On the other hand, like some others here, I’d be intrigued by the possibility of Rumple’s final arc dealing with his humanity and lost immortality. From within that frame, I think redemption — or at least atonement — would be possible for the character. But that’s complicated to write, and requires character work rather than Shiny Shiny Plot, so I personally am not holding my breath that OUAT’ll go there. Rather, I suspect Rumple will be put on “ice” until further notice, when he will either be brought back briefly, or used as a plot device. Based on the fact that his heart now seems to be glowing white, A&E obviously have something in mind. Whether that’ll be an organic part of the character’s future development, or some kind of “magical ingredient” (à la Heart of the Truest Believer etc), I guess we’ll see.

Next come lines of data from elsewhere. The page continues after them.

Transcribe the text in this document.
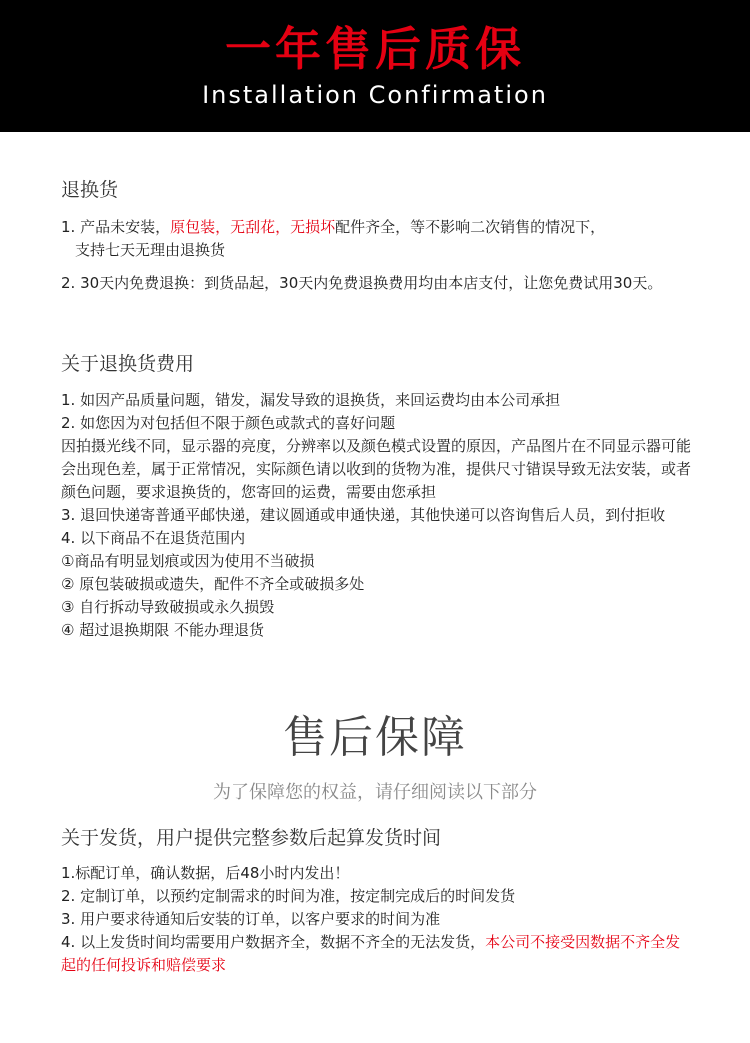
一年售后质保
Installation Confirmation
退换货

1. 产品未安装，原包装，无刮花，无损坏配件齐全，等不影响二次销售的情况下，

支持七天无理由退换货

2. 30天内免费退换：到货品起，30天内免费退换费用均由本店支付，让您免费试用30天。
关于退换货费用

1. 如因产品质量问题，错发，漏发导致的退换货，来回运费均由本公司承担

2. 如您因为对包括但不限于颜色或款式的喜好问题

因拍摄光线不同，显示器的亮度，分辨率以及颜色模式设置的原因，产品图片在不同显示器可能会出现色差，属于正常情况，实际颜色请以收到的货物为准，提供尺寸错误导致无法安装，或者颜色问题，要求退换货的，您寄回的运费，需要由您承担

3. 退回快递寄普通平邮快递，建议圆通或申通快递，其他快递可以咨询售后人员，到付拒收

4. 以下商品不在退货范围内

①商品有明显划痕或因为使用不当破损

② 原包装破损或遗失，配件不齐全或破损多处

③ 自行拆动导致破损或永久损毁

④ 超过退换期限 不能办理退货

售后保障
为了保障您的权益，请仔细阅读以下部分
关于发货，用户提供完整参数后起算发货时间

1.标配订单，确认数据，后48小时内发出！

2. 定制订单，以预约定制需求的时间为准，按定制完成后的时间发货

3. 用户要求待通知后安装的订单，以客户要求的时间为准

4. 以上发货时间均需要用户数据齐全，数据不齐全的无法发货，本公司不接受因数据不齐全发起的任何投诉和赔偿要求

nevermoreParticipantSeems like Isaac & Rumple did finish the book, Isaac returns to 1961 as a successful author with his new bestseller, but gets sucked back into the EF for the last chapter, via something Henry does. Interesting that the book doesn’t become canon until the last chapter physically plays out.
Yes, that’s exactly what it looks like. Shady Author, though. There are two things he says that seem interesting. First, I wonder what he means when he says that the book “worked out quite nicely” for him. Is this just about getting on the New York Times Bestseller list or signing a book deal? Or is something more profound involved? And then, if giving a hero a HE destroys the book (i.e. the book has to remain “exactly how he wrote it” or not at all) then why wasn’t the original story destroyed as soon as Isaac started tweaking? I wonder what makes this one different.
The business with the bells is a common fairytale trope — X must happen before the bell tolls, or else. Or, if by the time the bell tolls, X doesn’t happen, things remain as they are forever (usually cursed).